Perhaps in the complex reactions of the killers, such as we have seen them to be, we may find one answer to this question. That self-deception of the murderers, their persistent malaise, even their self-pity, do these not express a mute protest, a confused recognition that in bringing death to others, it was a part of themselves that they destroyed? We come back, then, to what seems to be the deep-seated essence of Hitlerism: a burst of resentment, hate, and fury which, avidly directed at others, must in the final analysis inevitably turn in upon itself also. May we not be led to conclude that over and beyond his revolt against the Judeo-Christian spirit and ethics, the Führer was attacking a necessary and essential element of all human society; that it is inherent in the nature of man to see himself in others and to revere in them his own image and his own essence (the double signification of the word “humanity,” identical in all languages, can have no other meaning). And may we not draw the further conclusion that vast collective killings, though they may be carried out with relative impunity in the course of battle, where combatants act within the ceremonial and legal framework of the art of war and are subject to reciprocal risk, cannot be used by one camp to exterminate to the last man those of the other camp—no longer as adversaries or as men, but as noxious insects—without wreaking psychic self-destruction on the perpetrators? To deny this image of man in the other is to kill it in oneself—and so mass extermination becomes national suicide.

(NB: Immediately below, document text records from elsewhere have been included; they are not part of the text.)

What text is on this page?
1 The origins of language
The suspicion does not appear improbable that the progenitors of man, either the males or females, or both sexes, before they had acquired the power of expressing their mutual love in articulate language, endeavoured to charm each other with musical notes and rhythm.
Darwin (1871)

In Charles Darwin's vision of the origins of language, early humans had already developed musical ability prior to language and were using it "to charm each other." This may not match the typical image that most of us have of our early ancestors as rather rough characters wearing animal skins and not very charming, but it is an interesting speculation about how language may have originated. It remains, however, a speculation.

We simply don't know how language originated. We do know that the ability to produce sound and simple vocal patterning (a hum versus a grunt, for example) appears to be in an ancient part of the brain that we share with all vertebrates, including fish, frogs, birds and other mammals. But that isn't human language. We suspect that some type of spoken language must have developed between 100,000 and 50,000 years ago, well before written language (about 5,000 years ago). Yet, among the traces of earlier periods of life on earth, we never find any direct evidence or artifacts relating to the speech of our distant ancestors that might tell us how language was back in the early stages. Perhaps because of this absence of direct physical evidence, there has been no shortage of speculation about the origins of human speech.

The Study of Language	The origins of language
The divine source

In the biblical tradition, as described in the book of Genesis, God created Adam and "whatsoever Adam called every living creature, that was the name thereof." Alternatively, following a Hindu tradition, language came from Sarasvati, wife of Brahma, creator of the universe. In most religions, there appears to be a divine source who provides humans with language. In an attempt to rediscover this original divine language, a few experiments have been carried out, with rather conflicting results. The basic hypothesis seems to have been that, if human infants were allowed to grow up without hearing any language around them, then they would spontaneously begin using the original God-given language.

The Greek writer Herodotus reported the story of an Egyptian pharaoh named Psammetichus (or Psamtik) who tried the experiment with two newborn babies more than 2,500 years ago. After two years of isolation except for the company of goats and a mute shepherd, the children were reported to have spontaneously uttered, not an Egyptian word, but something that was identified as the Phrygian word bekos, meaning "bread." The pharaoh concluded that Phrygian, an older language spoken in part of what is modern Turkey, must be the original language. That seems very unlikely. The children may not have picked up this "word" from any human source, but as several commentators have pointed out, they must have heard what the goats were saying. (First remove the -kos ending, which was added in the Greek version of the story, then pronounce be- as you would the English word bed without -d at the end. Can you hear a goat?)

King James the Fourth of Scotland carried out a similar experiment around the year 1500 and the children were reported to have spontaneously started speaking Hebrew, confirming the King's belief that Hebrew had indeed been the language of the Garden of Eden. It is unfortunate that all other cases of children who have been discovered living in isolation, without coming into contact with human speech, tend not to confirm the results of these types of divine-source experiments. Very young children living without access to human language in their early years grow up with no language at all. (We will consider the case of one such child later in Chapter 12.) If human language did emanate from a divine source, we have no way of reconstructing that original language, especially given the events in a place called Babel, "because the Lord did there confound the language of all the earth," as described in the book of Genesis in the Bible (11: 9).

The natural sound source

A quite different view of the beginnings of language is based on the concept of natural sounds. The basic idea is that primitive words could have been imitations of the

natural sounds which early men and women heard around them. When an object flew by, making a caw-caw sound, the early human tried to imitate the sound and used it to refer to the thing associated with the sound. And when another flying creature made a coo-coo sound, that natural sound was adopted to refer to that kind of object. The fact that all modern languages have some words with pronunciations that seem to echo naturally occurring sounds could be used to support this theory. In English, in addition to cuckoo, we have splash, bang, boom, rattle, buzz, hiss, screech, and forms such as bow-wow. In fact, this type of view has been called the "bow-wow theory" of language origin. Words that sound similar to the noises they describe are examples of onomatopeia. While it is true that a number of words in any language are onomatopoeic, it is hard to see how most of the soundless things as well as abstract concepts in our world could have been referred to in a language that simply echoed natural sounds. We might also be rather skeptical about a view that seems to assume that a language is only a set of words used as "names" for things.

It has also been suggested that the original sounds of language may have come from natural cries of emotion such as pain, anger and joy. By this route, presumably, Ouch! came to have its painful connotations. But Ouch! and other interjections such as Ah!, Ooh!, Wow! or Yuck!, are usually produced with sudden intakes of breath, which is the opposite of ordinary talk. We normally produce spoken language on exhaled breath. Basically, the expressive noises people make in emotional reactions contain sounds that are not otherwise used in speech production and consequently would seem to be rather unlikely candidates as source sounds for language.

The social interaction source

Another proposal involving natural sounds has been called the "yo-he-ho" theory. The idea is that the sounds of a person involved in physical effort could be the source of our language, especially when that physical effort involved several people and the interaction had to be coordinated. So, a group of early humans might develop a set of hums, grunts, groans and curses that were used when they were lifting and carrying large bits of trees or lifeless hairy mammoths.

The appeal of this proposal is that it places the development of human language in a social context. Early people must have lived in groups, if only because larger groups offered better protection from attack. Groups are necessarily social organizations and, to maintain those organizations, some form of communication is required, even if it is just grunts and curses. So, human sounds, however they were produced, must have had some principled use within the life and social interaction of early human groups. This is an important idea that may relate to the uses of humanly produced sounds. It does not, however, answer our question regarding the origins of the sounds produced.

It may be added that the history of the human race confirms this speculation, and so do the investigations of anthropologists. We are quite wrong when we attribute to savage or half-savage peoples a cruelty without limit or scruple. In all civilizations and among all races, making no exception of the most primitive peoples, the murder of a man, the assassination of an enemy, has always been a serious thing, heavy with consequences, subject to restrictions, expiatory ceremonies, and taboos without numbers. Whatever the complex psychic reasons, this is an absolutely universal rule.
Thus, however astonishing the powers which the modern totalitarian demiurges may wield, there will always be certain limits to the perversion and the robotization of even the most docile masses. It was only in a society of men devoted to death that new aspects of human behavior were able to develop; by a sordid irony, it was only among slaves, exhausted and moribund in the hell of a concentration camp, that the total excision of the moral sense of which the Führer dreamed was capable of achievement on a large scale.5 But the sacrilegious attempt of the executioners carried the seed of its own destruction.
Such seems to be the lesson to be drawn from the ruins of the Third Reich. In contrast to the somber speculations about the future which abound in our unquiet day, perhaps this lesson may help us to face with somewhat more confidence the distant perspective of civilization in a technological age. Dehumanization, we have seen—and perhaps the world is ready to draw the moral from Hitler’s ghastly demonstration—is self-murderous.
_____________
1 Sonderaktion, a Nazi term used to designate large-scale gassing of deportees.
2 Prisoners having reached the last stages of physical and moral enfeeblement were so designated in the camps.
3 A lawyer having completed a full course of studies and holding a state diploma. But no translation can render the particular tonality which Volljurist has in German.
4 See “Eichmann: Administrator of Extermination,” COMMENTARY, May 1949, by this writer.
5 Compare my article “Human Morality and the Nazi Terror,” COMMENTARY, August 1950.